Temporal data: Weight, ejection fraction, BNP, NYHA class, age, systolic arterial pressure, diastolic arterial pressure, cardiac frequency, ACEblockers dose, Betablockers dose, diuretics dose.
Boolean data: Ischemic heart disease, hypertension, dyslipidemia, sinus rhythm, atrial fibrillation, diabetes, BPCO, nitrates.
Ordinal data: Sarta dose level, Betablockers dose level, compliance.

There are many different methods to encode variables and features in order to properly feed them to an ANN [59]; amongst them continuous data were scaled to have mean equal to 0 and unit variance, ordinal encoding was chosen for the ordinal features and boolean features were already in the binary form. Finally, labels were encoded according to the one-hot procedure. Given the relatively small shape of the dataset, standard encoding operations were applied to the features. As can be seen above, the NYHA class was reordered from ordinal to temporal data since the variation of this feature is important in the evaluation of the HF entity. Finally, a concatenated layer was created to merge all representations obtained from different data types to give the final prediction. A graphical representation of the network design is shown in Figure 4.

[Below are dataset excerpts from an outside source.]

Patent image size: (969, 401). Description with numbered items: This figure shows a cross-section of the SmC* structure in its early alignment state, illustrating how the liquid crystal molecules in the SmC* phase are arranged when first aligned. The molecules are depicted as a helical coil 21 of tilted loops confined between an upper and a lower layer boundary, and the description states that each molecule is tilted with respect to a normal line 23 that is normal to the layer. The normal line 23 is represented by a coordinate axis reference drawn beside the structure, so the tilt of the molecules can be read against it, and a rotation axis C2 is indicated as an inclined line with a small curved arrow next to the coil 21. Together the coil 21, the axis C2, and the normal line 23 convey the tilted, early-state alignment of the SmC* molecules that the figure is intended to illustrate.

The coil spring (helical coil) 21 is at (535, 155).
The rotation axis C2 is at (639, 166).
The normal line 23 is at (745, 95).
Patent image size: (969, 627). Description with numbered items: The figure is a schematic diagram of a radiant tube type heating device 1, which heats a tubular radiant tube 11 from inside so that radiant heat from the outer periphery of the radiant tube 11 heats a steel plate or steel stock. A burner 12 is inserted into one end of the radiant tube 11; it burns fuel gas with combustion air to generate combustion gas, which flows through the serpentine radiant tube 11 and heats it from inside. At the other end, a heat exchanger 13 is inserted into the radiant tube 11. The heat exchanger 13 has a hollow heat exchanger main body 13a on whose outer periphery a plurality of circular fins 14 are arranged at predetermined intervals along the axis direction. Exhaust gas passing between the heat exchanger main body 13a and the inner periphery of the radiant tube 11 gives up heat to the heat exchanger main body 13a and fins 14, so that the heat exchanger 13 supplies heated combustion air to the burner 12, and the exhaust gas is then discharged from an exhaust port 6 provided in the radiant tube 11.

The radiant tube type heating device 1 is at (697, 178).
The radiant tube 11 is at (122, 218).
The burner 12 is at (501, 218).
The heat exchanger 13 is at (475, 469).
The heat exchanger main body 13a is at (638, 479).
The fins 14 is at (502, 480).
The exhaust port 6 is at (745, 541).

We tested a total of four different models. The first model was taken as base, and then different permutations were tested. The second model was realized to see if adding complexity would bring some improvement in performance, while for the third and fourth models, we implemented the network structures designed by Zhao et al. [53]. Two aspects of the third and fourth models are worthy of note: firstly, due to differences in the strategy adopted for data organization, we copied the structure for the temporal branch only, and changed the last layer to discriminate between three classes instead of two; secondly, for the fourth model, we applied a different approach using a 1D CNN instead of RNN layers. All the models used dropout layers [60], which work by randomly dropping basic neurons (along with their connections) from the neural network during training to overcome the issue of overfitting.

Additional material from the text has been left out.